The irony of this case, McDonald vs. Chicago, is that it comes from the city with one of the highest gun crime and murder rates in the country, driven by a growing gang violence problem. Coming on the tail of a week in which nine Chicago residents were murdered and 20 injured in gang-related shootouts, broader access to handguns seems injurious, if not downright diabolical. Chicago police recovered or confiscated 7,234 guns in the first 10 months of last year when the ban was effective, a number they estimate accounts for one gun per every 14 of the estimated active gang members in the Chicago metropolitan area. After today, police no longer have the right to confiscate any of those that are legally attained handguns. As a Chicago native, I know I feel safer already.

I am not going to argue the less handguns equals less gun crime equation; Fox News has trumpeted that the numbers tell the opposite story since the repeal of the DC gun ban two years ago. It is true that DC’s crime rate dropped by 25 percent initially after handguns were legalized. But that figure has since crept back up as people have realized a proliferation of guns doesn’t mean more security.

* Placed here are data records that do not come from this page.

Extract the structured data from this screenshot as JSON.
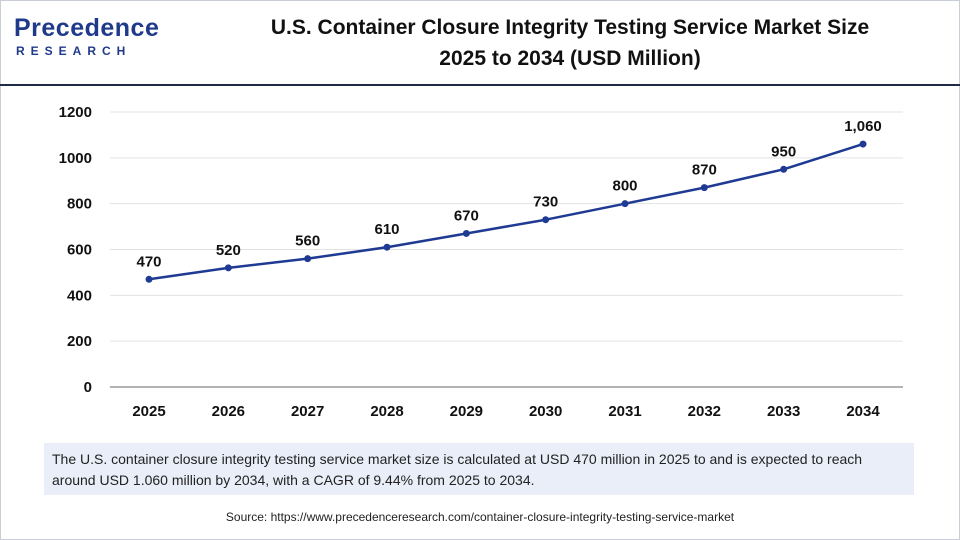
{
  "brand": {
    "name": "Precedence",
    "sub": "RESEARCH"
  },
  "title_line1": "U.S. Container Closure Integrity Testing Service Market Size",
  "title_line2": "2025 to 2034 (USD Million)",
  "note": "The U.S. container closure integrity testing service market size is calculated at USD 470 million in 2025 to and is expected to reach around USD 1.060 million by 2034, with a CAGR of 9.44% from 2025 to 2034.",
  "source": "Source: https://www.precedenceresearch.com/container-closure-integrity-testing-service-market",
  "colors": {
    "line": "#1f3a93",
    "grid": "#e3e3e3",
    "axis": "#9a9a9a"
  },
  "chart_data": {
    "type": "line",
    "title": "U.S. Container Closure Integrity Testing Service Market Size 2025 to 2034 (USD Million)",
    "xlabel": "",
    "ylabel": "",
    "categories": [
      "2025",
      "2026",
      "2027",
      "2028",
      "2029",
      "2030",
      "2031",
      "2032",
      "2033",
      "2034"
    ],
    "values": [
      470,
      520,
      560,
      610,
      670,
      730,
      800,
      870,
      950,
      1060
    ],
    "data_labels": [
      "470",
      "520",
      "560",
      "610",
      "670",
      "730",
      "800",
      "870",
      "950",
      "1,060"
    ],
    "yticks": [
      0,
      200,
      400,
      600,
      800,
      1000,
      1200
    ],
    "ylim": [
      0,
      1200
    ],
    "grid": true,
    "legend": "none"
  }
}
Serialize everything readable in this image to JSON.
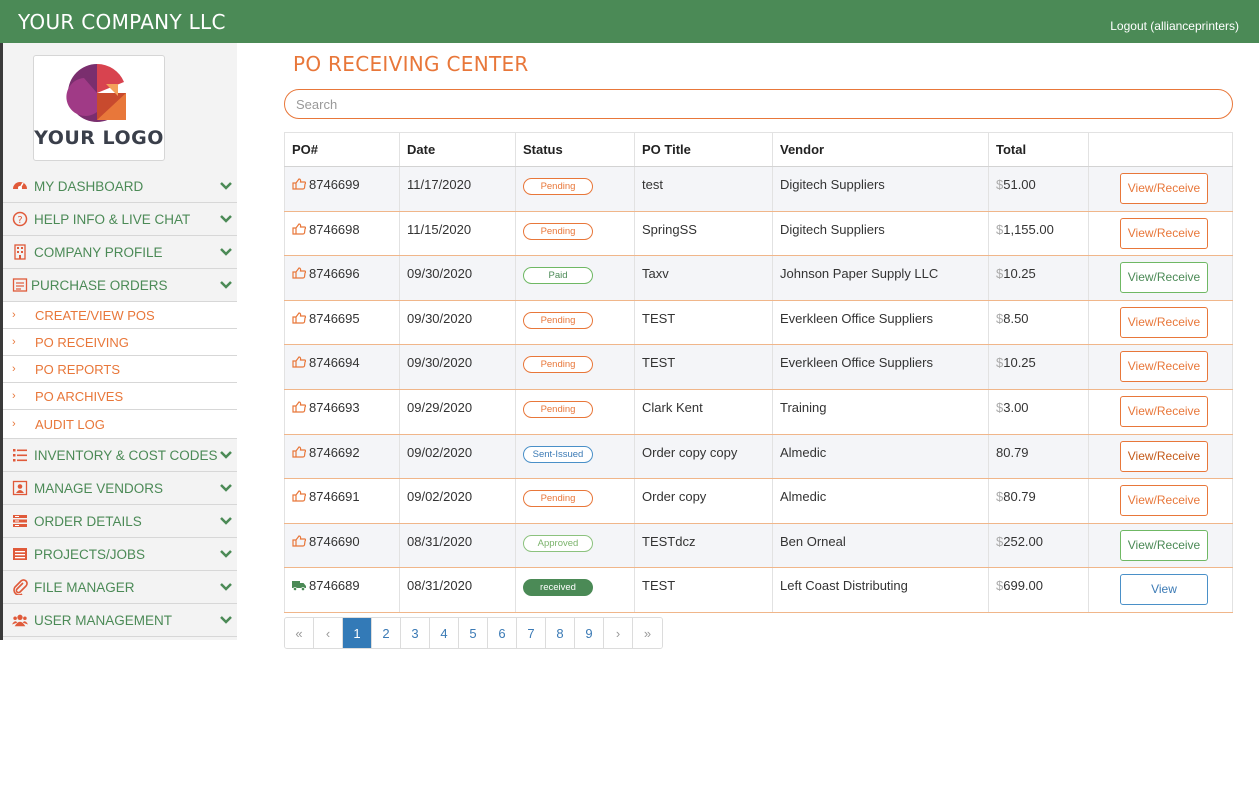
{
  "header": {
    "brand": "YOUR COMPANY LLC",
    "logout": "Logout (allianceprinters)"
  },
  "sidebar": {
    "logo_text": "YOUR LOGO",
    "items": [
      {
        "label": "MY DASHBOARD",
        "icon": "dashboard-icon"
      },
      {
        "label": "HELP INFO & LIVE CHAT",
        "icon": "help-icon"
      },
      {
        "label": "COMPANY PROFILE",
        "icon": "building-icon"
      },
      {
        "label": "PURCHASE ORDERS",
        "icon": "purchase-orders-icon"
      }
    ],
    "sub_items": [
      {
        "label": "CREATE/VIEW POS"
      },
      {
        "label": "PO RECEIVING"
      },
      {
        "label": "PO REPORTS"
      },
      {
        "label": "PO ARCHIVES"
      },
      {
        "label": "AUDIT LOG"
      }
    ],
    "items_after": [
      {
        "label": "INVENTORY & COST CODES",
        "icon": "list-icon"
      },
      {
        "label": "MANAGE VENDORS",
        "icon": "vendor-icon"
      },
      {
        "label": "ORDER DETAILS",
        "icon": "order-details-icon"
      },
      {
        "label": "PROJECTS/JOBS",
        "icon": "projects-icon"
      },
      {
        "label": "FILE MANAGER",
        "icon": "paperclip-icon"
      },
      {
        "label": "USER MANAGEMENT",
        "icon": "users-icon"
      }
    ]
  },
  "main": {
    "title": "PO RECEIVING CENTER",
    "search_placeholder": "Search",
    "columns": [
      "PO#",
      "Date",
      "Status",
      "PO Title",
      "Vendor",
      "Total",
      ""
    ],
    "rows": [
      {
        "po": "8746699",
        "date": "11/17/2020",
        "status": "Pending",
        "title": "test",
        "vendor": "Digitech Suppliers",
        "dollar": "$",
        "total": "51.00",
        "action": "View/Receive",
        "icon": "thumbs-up-icon"
      },
      {
        "po": "8746698",
        "date": "11/15/2020",
        "status": "Pending",
        "title": "SpringSS",
        "vendor": "Digitech Suppliers",
        "dollar": "$",
        "total": "1,155.00",
        "action": "View/Receive",
        "icon": "thumbs-up-icon"
      },
      {
        "po": "8746696",
        "date": "09/30/2020",
        "status": "Paid",
        "title": "Taxv",
        "vendor": "Johnson Paper Supply LLC",
        "dollar": "$",
        "total": "10.25",
        "action": "View/Receive",
        "icon": "thumbs-up-icon"
      },
      {
        "po": "8746695",
        "date": "09/30/2020",
        "status": "Pending",
        "title": "TEST",
        "vendor": "Everkleen Office Suppliers",
        "dollar": "$",
        "total": "8.50",
        "action": "View/Receive",
        "icon": "thumbs-up-icon"
      },
      {
        "po": "8746694",
        "date": "09/30/2020",
        "status": "Pending",
        "title": "TEST",
        "vendor": "Everkleen Office Suppliers",
        "dollar": "$",
        "total": "10.25",
        "action": "View/Receive",
        "icon": "thumbs-up-icon"
      },
      {
        "po": "8746693",
        "date": "09/29/2020",
        "status": "Pending",
        "title": "Clark Kent",
        "vendor": "Training",
        "dollar": "$",
        "total": "3.00",
        "action": "View/Receive",
        "icon": "thumbs-up-icon"
      },
      {
        "po": "8746692",
        "date": "09/02/2020",
        "status": "Sent-Issued",
        "title": "Order copy copy",
        "vendor": "Almedic",
        "dollar": "",
        "total": "80.79",
        "action": "View/Receive",
        "icon": "thumbs-up-icon"
      },
      {
        "po": "8746691",
        "date": "09/02/2020",
        "status": "Pending",
        "title": "Order copy",
        "vendor": "Almedic",
        "dollar": "$",
        "total": "80.79",
        "action": "View/Receive",
        "icon": "thumbs-up-icon"
      },
      {
        "po": "8746690",
        "date": "08/31/2020",
        "status": "Approved",
        "title": "TESTdcz",
        "vendor": "Ben Orneal",
        "dollar": "$",
        "total": "252.00",
        "action": "View/Receive",
        "icon": "thumbs-up-icon"
      },
      {
        "po": "8746689",
        "date": "08/31/2020",
        "status": "received",
        "title": "TEST",
        "vendor": "Left Coast Distributing",
        "dollar": "$",
        "total": "699.00",
        "action": "View",
        "icon": "truck-icon"
      }
    ],
    "pagination": [
      "«",
      "‹",
      "1",
      "2",
      "3",
      "4",
      "5",
      "6",
      "7",
      "8",
      "9",
      "›",
      "»"
    ],
    "active_page": "1"
  },
  "colors": {
    "green": "#4b8a56",
    "orange": "#e8773a",
    "blue": "#337ab7"
  }
}
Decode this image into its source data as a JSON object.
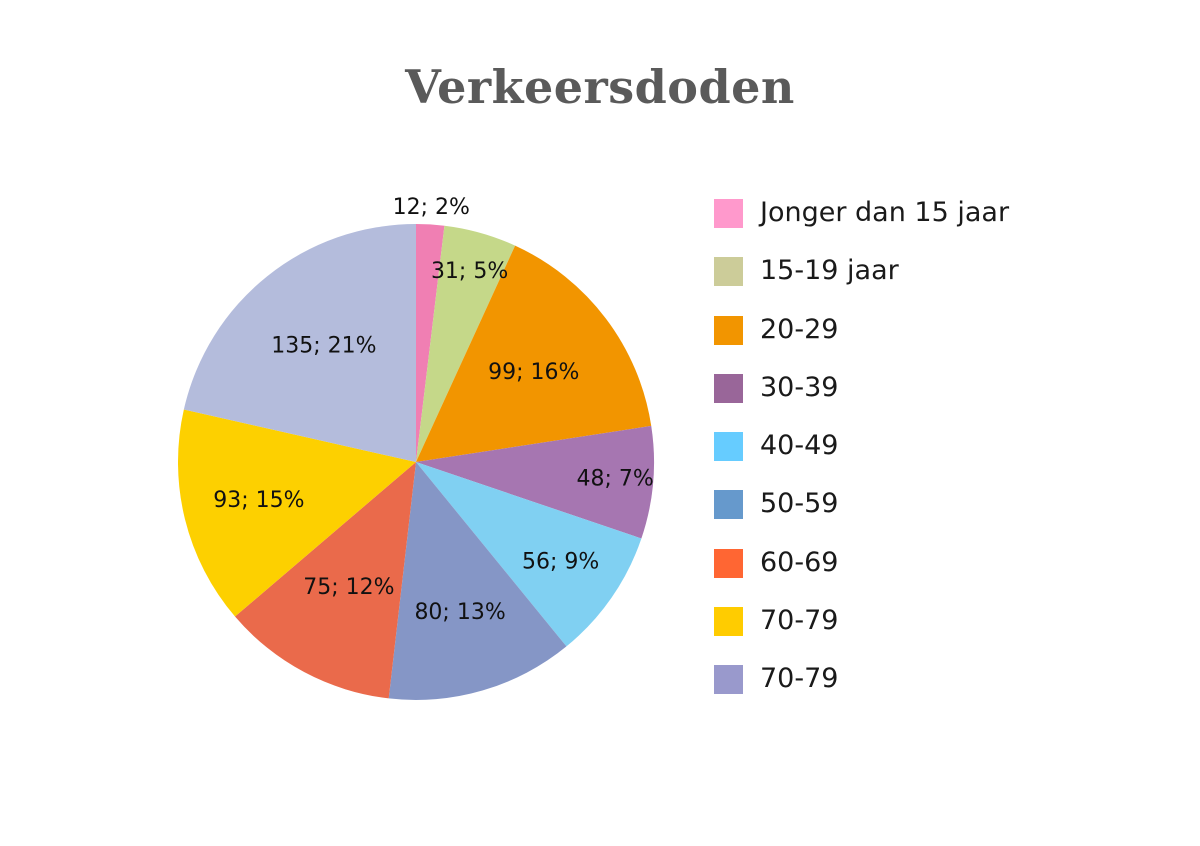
{
  "chart_data": {
    "type": "pie",
    "title": "Verkeersdoden",
    "slices": [
      {
        "label": "Jonger dan 15 jaar",
        "value": 12,
        "percent": 2,
        "data_label": "12; 2%",
        "color": "#F07FB3"
      },
      {
        "label": "15-19 jaar",
        "value": 31,
        "percent": 5,
        "data_label": "31; 5%",
        "color": "#C5D889"
      },
      {
        "label": "20-29",
        "value": 99,
        "percent": 16,
        "data_label": "99; 16%",
        "color": "#F29500"
      },
      {
        "label": "30-39",
        "value": 48,
        "percent": 7,
        "data_label": "48; 7%",
        "color": "#A676B1"
      },
      {
        "label": "40-49",
        "value": 56,
        "percent": 9,
        "data_label": "56; 9%",
        "color": "#80D0F2"
      },
      {
        "label": "50-59",
        "value": 80,
        "percent": 13,
        "data_label": "80; 13%",
        "color": "#8596C6"
      },
      {
        "label": "60-69",
        "value": 75,
        "percent": 12,
        "data_label": "75; 12%",
        "color": "#EA6A4B"
      },
      {
        "label": "70-79",
        "value": 93,
        "percent": 15,
        "data_label": "93; 15%",
        "color": "#FDD000"
      },
      {
        "label": "70-79",
        "value": 135,
        "percent": 21,
        "data_label": "135; 21%",
        "color": "#B4BCDC"
      }
    ],
    "legend": {
      "placement": "right",
      "entries": [
        {
          "label": "Jonger dan 15 jaar",
          "color": "#FF99CC"
        },
        {
          "label": "15-19 jaar",
          "color": "#CCCC99"
        },
        {
          "label": "20-29",
          "color": "#F29500"
        },
        {
          "label": "30-39",
          "color": "#996699"
        },
        {
          "label": "40-49",
          "color": "#66CCFF"
        },
        {
          "label": "50-59",
          "color": "#6699CC"
        },
        {
          "label": "60-69",
          "color": "#FF6633"
        },
        {
          "label": "70-79",
          "color": "#FFCC00"
        },
        {
          "label": "70-79",
          "color": "#9999CC"
        }
      ]
    }
  }
}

As William Collins notes in his column “Gotta Get Me a Gun,” handguns are particularly devastating to families, where children can and do stumble upon Daddy’s “hidden” cabinet, or where caustic marital flare-ups become lethal. Someone should tell Justice Alito that with this increase in “self-defense” we’re also going to need an increase in child-safety regulations, marital protection laws, and neighborhood watch programs for the local 10 year-old trigger-happy video-gamers who now have broader handgun access.

In the meantime, Daley and the Chicago political machine have promised more laws making the purchase of guns more difficult in their jurisdiction. Best of luck to him and the Chicago PD. It is a tough task to fight escalating violence in already crime-ridden cities when our federal government shoots our local governments in the foot.